ROMA «La strada è giusta, ma ora non bisogna fermarsi». Stefano Dolcetta, vicepresidente di Confindustria con delega per le relazioni industriali, è palesemente soddisfatto. Ma comunque chiede al governo di andare oltre: «Le tutele crescenti devono essere estese a tutti». Contratti in essere compresi, quindi.
Il governo non ha accolto i suggerimenti contenuti nei pareri delle commissioni Lavoro di Camera e Senato. E quindi la temuta retromarcia sui licenziamenti collettivi non c’è stata. Un risultato non scontato.

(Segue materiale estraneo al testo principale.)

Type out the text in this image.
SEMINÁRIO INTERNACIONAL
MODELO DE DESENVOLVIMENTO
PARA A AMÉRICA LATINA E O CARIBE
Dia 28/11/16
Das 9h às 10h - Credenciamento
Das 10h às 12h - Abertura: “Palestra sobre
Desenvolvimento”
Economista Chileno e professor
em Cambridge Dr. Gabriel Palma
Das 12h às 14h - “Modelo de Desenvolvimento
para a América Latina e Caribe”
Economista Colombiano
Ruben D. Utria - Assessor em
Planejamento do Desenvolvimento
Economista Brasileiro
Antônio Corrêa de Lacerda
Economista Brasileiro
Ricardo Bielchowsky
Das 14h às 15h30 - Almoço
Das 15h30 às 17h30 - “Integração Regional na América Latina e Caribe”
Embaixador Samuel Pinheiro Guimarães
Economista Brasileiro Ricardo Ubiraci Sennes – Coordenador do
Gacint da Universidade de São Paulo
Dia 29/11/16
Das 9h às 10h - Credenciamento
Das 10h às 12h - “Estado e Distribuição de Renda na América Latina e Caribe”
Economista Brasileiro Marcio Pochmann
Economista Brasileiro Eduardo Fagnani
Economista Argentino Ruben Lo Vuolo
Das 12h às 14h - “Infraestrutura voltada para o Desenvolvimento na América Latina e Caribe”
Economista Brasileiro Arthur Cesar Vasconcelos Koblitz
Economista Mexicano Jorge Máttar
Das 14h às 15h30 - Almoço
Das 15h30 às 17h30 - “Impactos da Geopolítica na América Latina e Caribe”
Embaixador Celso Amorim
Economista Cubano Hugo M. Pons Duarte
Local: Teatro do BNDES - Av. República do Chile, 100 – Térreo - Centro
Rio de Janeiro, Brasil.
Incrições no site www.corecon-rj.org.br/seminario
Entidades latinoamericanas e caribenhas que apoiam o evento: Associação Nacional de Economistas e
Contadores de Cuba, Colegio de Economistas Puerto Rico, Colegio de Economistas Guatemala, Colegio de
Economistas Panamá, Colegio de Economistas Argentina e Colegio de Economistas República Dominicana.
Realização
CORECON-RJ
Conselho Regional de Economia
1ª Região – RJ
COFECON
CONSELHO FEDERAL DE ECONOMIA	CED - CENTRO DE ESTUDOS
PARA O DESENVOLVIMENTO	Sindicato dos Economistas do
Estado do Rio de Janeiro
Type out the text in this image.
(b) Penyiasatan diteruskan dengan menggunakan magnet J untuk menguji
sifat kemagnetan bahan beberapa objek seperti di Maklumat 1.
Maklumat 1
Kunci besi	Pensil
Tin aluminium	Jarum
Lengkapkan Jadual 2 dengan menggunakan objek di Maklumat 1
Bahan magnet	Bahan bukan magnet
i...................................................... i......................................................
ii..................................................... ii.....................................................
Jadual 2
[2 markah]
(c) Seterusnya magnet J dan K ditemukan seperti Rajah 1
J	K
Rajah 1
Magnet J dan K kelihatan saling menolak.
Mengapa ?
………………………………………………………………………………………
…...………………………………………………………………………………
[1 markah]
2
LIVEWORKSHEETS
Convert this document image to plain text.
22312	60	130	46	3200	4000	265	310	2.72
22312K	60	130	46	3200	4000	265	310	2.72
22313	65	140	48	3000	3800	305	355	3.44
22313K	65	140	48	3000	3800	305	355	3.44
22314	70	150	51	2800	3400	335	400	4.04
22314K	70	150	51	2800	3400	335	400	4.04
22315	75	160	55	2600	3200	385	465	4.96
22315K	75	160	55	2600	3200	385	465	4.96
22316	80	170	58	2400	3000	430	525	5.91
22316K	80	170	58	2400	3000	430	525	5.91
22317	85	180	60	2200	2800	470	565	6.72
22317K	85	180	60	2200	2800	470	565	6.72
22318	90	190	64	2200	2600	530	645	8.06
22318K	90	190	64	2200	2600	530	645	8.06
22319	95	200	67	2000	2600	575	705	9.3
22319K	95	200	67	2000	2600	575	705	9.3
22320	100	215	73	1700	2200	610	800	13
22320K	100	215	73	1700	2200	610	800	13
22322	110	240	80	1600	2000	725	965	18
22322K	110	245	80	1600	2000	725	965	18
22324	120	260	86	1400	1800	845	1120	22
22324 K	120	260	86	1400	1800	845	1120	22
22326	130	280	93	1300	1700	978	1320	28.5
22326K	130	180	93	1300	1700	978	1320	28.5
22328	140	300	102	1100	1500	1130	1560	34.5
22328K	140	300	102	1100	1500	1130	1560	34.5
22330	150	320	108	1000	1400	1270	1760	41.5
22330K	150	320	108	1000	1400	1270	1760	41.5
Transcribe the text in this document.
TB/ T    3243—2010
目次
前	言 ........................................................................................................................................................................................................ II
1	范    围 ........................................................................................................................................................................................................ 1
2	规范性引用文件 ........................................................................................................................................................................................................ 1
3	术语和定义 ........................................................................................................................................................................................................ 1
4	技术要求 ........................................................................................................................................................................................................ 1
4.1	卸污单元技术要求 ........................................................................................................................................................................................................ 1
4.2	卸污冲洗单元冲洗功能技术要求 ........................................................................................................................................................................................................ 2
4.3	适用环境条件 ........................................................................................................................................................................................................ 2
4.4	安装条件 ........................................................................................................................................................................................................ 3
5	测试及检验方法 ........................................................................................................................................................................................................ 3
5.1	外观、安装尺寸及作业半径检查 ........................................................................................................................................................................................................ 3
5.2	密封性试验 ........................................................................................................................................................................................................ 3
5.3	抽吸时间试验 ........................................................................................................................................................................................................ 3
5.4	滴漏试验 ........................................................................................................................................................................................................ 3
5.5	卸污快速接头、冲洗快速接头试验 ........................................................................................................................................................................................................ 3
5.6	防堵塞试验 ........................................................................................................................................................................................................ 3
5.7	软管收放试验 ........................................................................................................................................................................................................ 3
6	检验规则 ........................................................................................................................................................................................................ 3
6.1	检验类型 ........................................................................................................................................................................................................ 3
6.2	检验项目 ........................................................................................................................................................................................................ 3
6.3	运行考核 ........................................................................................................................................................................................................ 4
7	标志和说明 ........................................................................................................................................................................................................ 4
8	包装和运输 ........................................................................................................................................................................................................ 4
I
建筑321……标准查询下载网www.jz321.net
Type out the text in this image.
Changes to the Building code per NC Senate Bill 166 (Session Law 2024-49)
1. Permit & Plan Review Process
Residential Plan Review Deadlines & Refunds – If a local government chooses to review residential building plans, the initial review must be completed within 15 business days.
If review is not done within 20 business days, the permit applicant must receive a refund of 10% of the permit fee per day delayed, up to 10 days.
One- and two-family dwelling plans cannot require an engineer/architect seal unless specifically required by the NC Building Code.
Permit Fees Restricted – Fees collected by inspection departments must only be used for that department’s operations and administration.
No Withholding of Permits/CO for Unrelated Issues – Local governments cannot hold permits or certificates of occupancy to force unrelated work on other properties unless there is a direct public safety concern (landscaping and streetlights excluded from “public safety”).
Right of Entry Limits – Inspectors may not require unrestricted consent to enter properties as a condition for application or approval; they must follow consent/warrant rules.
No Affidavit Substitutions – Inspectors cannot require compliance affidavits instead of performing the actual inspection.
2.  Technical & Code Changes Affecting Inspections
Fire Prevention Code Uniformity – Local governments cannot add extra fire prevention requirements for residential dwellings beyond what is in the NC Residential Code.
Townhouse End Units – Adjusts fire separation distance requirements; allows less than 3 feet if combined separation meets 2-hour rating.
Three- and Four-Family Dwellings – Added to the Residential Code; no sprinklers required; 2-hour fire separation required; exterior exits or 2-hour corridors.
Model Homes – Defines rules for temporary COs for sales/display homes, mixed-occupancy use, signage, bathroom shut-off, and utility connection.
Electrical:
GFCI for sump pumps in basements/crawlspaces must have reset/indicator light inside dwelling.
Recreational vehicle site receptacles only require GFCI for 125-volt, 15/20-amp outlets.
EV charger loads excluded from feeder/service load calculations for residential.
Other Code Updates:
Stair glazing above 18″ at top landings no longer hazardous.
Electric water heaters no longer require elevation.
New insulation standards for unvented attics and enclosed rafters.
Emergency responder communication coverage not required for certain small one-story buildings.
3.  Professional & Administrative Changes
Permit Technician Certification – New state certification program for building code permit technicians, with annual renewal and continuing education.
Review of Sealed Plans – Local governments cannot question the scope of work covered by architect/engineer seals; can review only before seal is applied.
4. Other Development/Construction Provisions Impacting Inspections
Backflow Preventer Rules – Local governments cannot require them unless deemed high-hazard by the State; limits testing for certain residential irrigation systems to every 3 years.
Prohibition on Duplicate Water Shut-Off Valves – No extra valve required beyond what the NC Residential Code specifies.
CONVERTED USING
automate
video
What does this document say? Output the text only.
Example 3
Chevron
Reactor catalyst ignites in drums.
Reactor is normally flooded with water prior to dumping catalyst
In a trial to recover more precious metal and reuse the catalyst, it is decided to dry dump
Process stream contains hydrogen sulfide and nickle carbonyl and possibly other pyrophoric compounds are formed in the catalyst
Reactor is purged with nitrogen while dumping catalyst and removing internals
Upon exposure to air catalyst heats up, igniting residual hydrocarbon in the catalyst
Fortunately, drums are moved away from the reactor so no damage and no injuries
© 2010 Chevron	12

«Dobbiamo dare atto al presidente del Consiglio di essere stato coerente. Eliminare i licenziamenti collettivi dalle nuove regole, sarebbe stato un grosso problema per le aziende che devono ristrutturare e riorganizzarsi».
Crede che saranno ancora molte le imprese alle prese con questi processi nei prossimi mesi?
«I recenti dati Istat su fatturato e ordinativi sono un segnale di inizio ripresa, ma la situazione in Italia è ancora molto variegata: le cose stanno andando bene per le aziende che esportano, che tra l’altro adesso hanno un alleato in più nella svalutazione dell’euro; la domanda interna però è ancora molto flebile e quindi chi opera sul mercato nazionale continua a soffrire. In questo senso andare avanti con le riforme è essenziale per affrontare il rilancio».
Quindi non è d’accordo con Renzi quando dice che ora gli imprenditori - tra jobs act, taglio Irap e sgravi contributivi - non hanno più alibi?
«Ribadisco: questo governo ha fatto cose importanti che apprezziamo molto. Ma non deve fermarsi qui. È importante che il contratto a tutele crescenti venga esteso a tutti, anche ai vecchi assunti. È una condizione indispensabile se si vogliono attrarre investimenti dall’estero».
Chi assume ora può utilizzare le nuove regole. Non basta?
«Ci sono anche i gruppi che arrivano per comprare e rafforzare aziende esistenti, con tutti i loro dipendenti».
I sindacati sono già sufficientemente delusi. Gli imprenditori invece hanno portato a casa tutte le loro richieste: licenziamenti, contratti, demansionamento. Non temete di passare come incontentabili?
«Durante questa crisi l’industria italiana ha investito il doppio di quella tedesca. Conosco molti imprenditori che hanno continuato a rischiare e investire con grande coraggio. Se vogliamo salvaguardare l’asset più importante della nostra economia, il manifatturiero, dobbiamo assolutamente ridurre i gap competitivi con tedeschi, francesi, inglesi intervenendo sulla malaburocrazia, la pubblica amministrazione, i tempi della giustizia, e continuando la buona strada intrapresa sul mercato del lavoro».